The other ancient R1a-93 are related with Karasuk(okunevo) and Mongolo bronze chandman in the Altai
And horse-riding, chariots and bronze weapons are closely related with afanasievo-okunevo culture in altai
In southern Siberia, the Okunevo culture probably learned about copper-base metallurgy from the Afanasievo (Chernykh et al. 2004, p. 28). However, while the rare Afanasievometal artifacts are of unalloyed copper, gold, and silver, the Okunevo used both copper andtin-bronze for knives, awls, and bracelets. Okunevo finds include one bronze cast socketedspearhead, the earliest such spearheadthis far east
David Anthony (2007, pp. 434–444) has commented, ‘the tin-bronze spears, daggers, and axes of the Seima–Turbino horizon were among the most technically and aesthetically refined weapons in the ancient world, but they were made by forest and forest-steppe societies that in some places…still depended on hunting and fishing’
==> why did they use them in the forests?
I think the relationship between seima-turbino and sintashta looks like to be same as the relationship between okunevo and afanasievo.

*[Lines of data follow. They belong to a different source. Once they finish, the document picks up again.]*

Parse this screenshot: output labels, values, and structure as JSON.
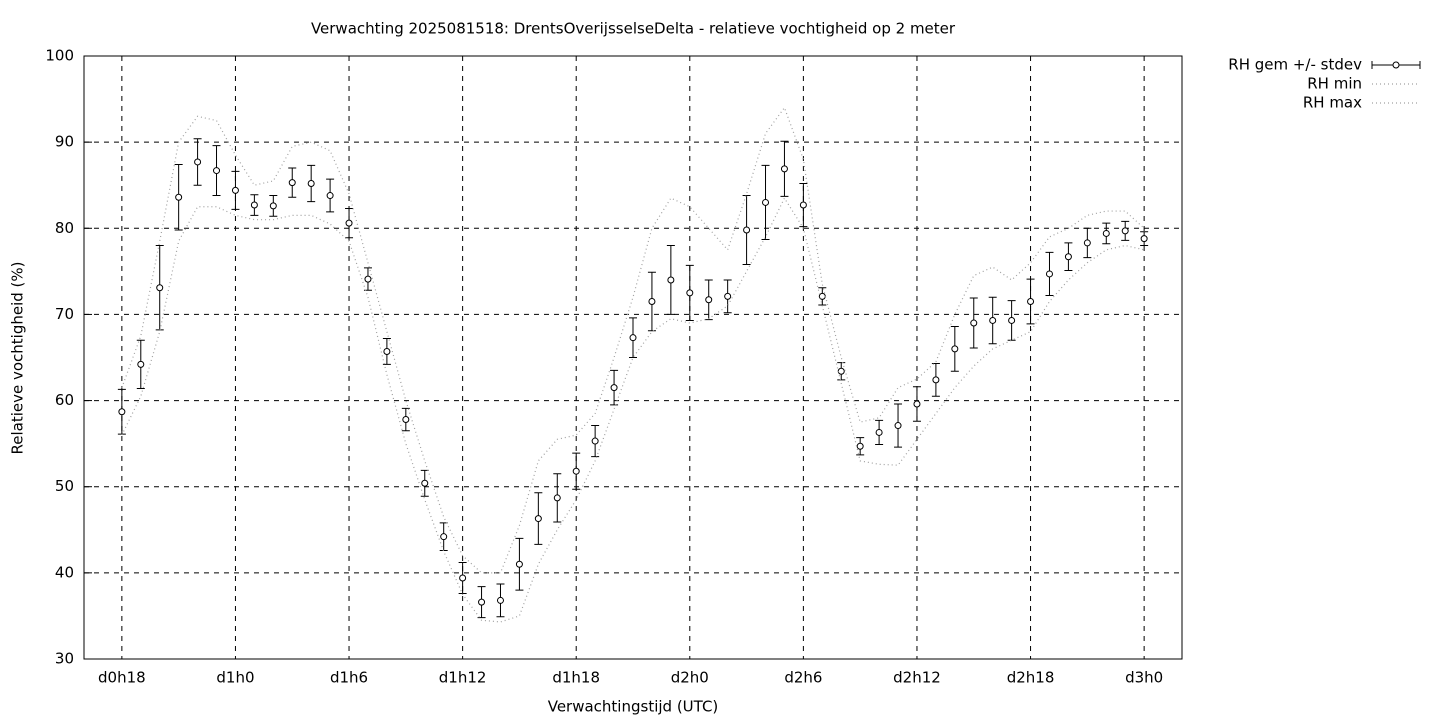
{
  "chart_data": {
    "type": "errorbar",
    "title": "Verwachting 2025081518: DrentsOverijsselseDelta - relatieve vochtigheid op 2 meter",
    "x_label": "Verwachtingstijd (UTC)",
    "y_label": "Relatieve vochtigheid (%)",
    "x": [
      18,
      19,
      20,
      21,
      22,
      23,
      24,
      25,
      26,
      27,
      28,
      29,
      30,
      31,
      32,
      33,
      34,
      35,
      36,
      37,
      38,
      39,
      40,
      41,
      42,
      43,
      44,
      45,
      46,
      47,
      48,
      49,
      50,
      51,
      52,
      53,
      54,
      55,
      56,
      57,
      58,
      59,
      60,
      61,
      62,
      63,
      64,
      65,
      66,
      67,
      68,
      69,
      70,
      71,
      72
    ],
    "xlim": [
      16,
      74
    ],
    "xticks": [
      {
        "value": 18,
        "label": "d0h18"
      },
      {
        "value": 24,
        "label": "d1h0"
      },
      {
        "value": 30,
        "label": "d1h6"
      },
      {
        "value": 36,
        "label": "d1h12"
      },
      {
        "value": 42,
        "label": "d1h18"
      },
      {
        "value": 48,
        "label": "d2h0"
      },
      {
        "value": 54,
        "label": "d2h6"
      },
      {
        "value": 60,
        "label": "d2h12"
      },
      {
        "value": 66,
        "label": "d2h18"
      },
      {
        "value": 72,
        "label": "d3h0"
      }
    ],
    "ylim": [
      30,
      100
    ],
    "yticks": [
      30,
      40,
      50,
      60,
      70,
      80,
      90,
      100
    ],
    "grid": true,
    "legend": "top-right-outside",
    "series": [
      {
        "name": "RH gem +/- stdev",
        "color": "#000000",
        "values": [
          58.7,
          64.2,
          73.1,
          83.6,
          87.7,
          86.7,
          84.4,
          82.7,
          82.6,
          85.3,
          85.2,
          83.8,
          80.6,
          74.1,
          65.7,
          57.8,
          50.4,
          44.2,
          39.4,
          36.6,
          36.8,
          41.0,
          46.3,
          48.7,
          51.8,
          55.3,
          61.5,
          67.3,
          71.5,
          74.0,
          72.5,
          71.7,
          72.1,
          79.8,
          83.0,
          86.9,
          82.7,
          72.1,
          63.4,
          54.7,
          56.3,
          57.1,
          59.6,
          62.4,
          66.0,
          69.0,
          69.3,
          69.3,
          71.5,
          74.7,
          76.7,
          78.3,
          79.4,
          79.7,
          78.8
        ],
        "errors": [
          2.6,
          2.8,
          4.9,
          3.8,
          2.7,
          2.9,
          2.2,
          1.2,
          1.2,
          1.7,
          2.1,
          1.9,
          1.7,
          1.3,
          1.5,
          1.3,
          1.5,
          1.6,
          1.8,
          1.8,
          1.9,
          3.0,
          3.0,
          2.8,
          2.1,
          1.8,
          2.0,
          2.3,
          3.4,
          4.0,
          3.2,
          2.3,
          1.9,
          4.0,
          4.3,
          3.2,
          2.5,
          1.0,
          1.0,
          1.0,
          1.4,
          2.5,
          2.0,
          1.9,
          2.6,
          2.9,
          2.7,
          2.3,
          2.6,
          2.5,
          1.6,
          1.7,
          1.2,
          1.1,
          0.8
        ]
      },
      {
        "name": "RH min",
        "color": "#a0a0a0",
        "values": [
          56,
          60.5,
          68,
          78.5,
          82.5,
          82.5,
          81.5,
          81,
          81,
          81.5,
          81.5,
          80.5,
          78.5,
          72,
          63,
          55,
          48.5,
          42.5,
          37.5,
          34.5,
          34.3,
          35,
          41,
          45,
          48.5,
          53,
          59,
          65,
          68,
          69.5,
          69,
          69.5,
          71,
          75,
          79,
          83.5,
          80,
          71,
          62,
          53,
          52.6,
          52.5,
          55.5,
          58.5,
          61.5,
          64,
          66,
          67,
          68,
          71.5,
          74,
          76,
          77.5,
          78,
          77.5
        ]
      },
      {
        "name": "RH max",
        "color": "#a0a0a0",
        "values": [
          61.5,
          67.5,
          78.5,
          90,
          93,
          92.5,
          88.5,
          85,
          85.5,
          89.5,
          90,
          89,
          84,
          76,
          68,
          60,
          53,
          46.5,
          42,
          40,
          40,
          45.5,
          53,
          55.5,
          56,
          58.5,
          65,
          72,
          80,
          83.5,
          82.5,
          80,
          77.5,
          84,
          91,
          94,
          88,
          73.5,
          65,
          57.5,
          58,
          61.5,
          62.5,
          64.5,
          70,
          74.5,
          75.5,
          74,
          76,
          79,
          80,
          81.5,
          82,
          82,
          80
        ]
      }
    ]
  }
}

Moesan : OK Johen : what is the demonstration ? That Bronze was imported in Central-West Siberia by East-Asian people before reaching later Finno-Ugric regions ? OK. Or maybe new Bronze technics only ; but the Steppes people were the first to reach this regions where they found the autochtnoes – Okunevo rather ‘East-Asian’ oriented pop learned with Steppics at first – more culture exchanged than genes, as it can arrive more than a time (it’s the difficulty to conclude sometimes on diverses sorts of data) – After cam the new metal technics, from South-East apparently (Altay ? South-East the Altay?) ; but what was the remote origins of the metals even in these S-E regions ? – witthout certainty I would bet rather from S-W, from S-C Asia finally – have you some clues ?
To come back to the very topic, I don't find Afontova Gora is ancestral to Afanasyevo as a whole, either for auDNA basis or for material culture basis - Okunevo learned by Afanasyevo - only later at Karasuk times, an influence from South reached the SW Siberia with new mtallurgy technics; I think it's these technics which were learned to ancestors of the Finnic-Ugric tribes and perhaps explain their westwards expansion (or reinforcement) towards the Baltic shores, at a time they were no more completely the "poor parents" of the I-Eans? - Not a military advantage at first place, but technical advantages on every plan of material life? Just amateur thoughts.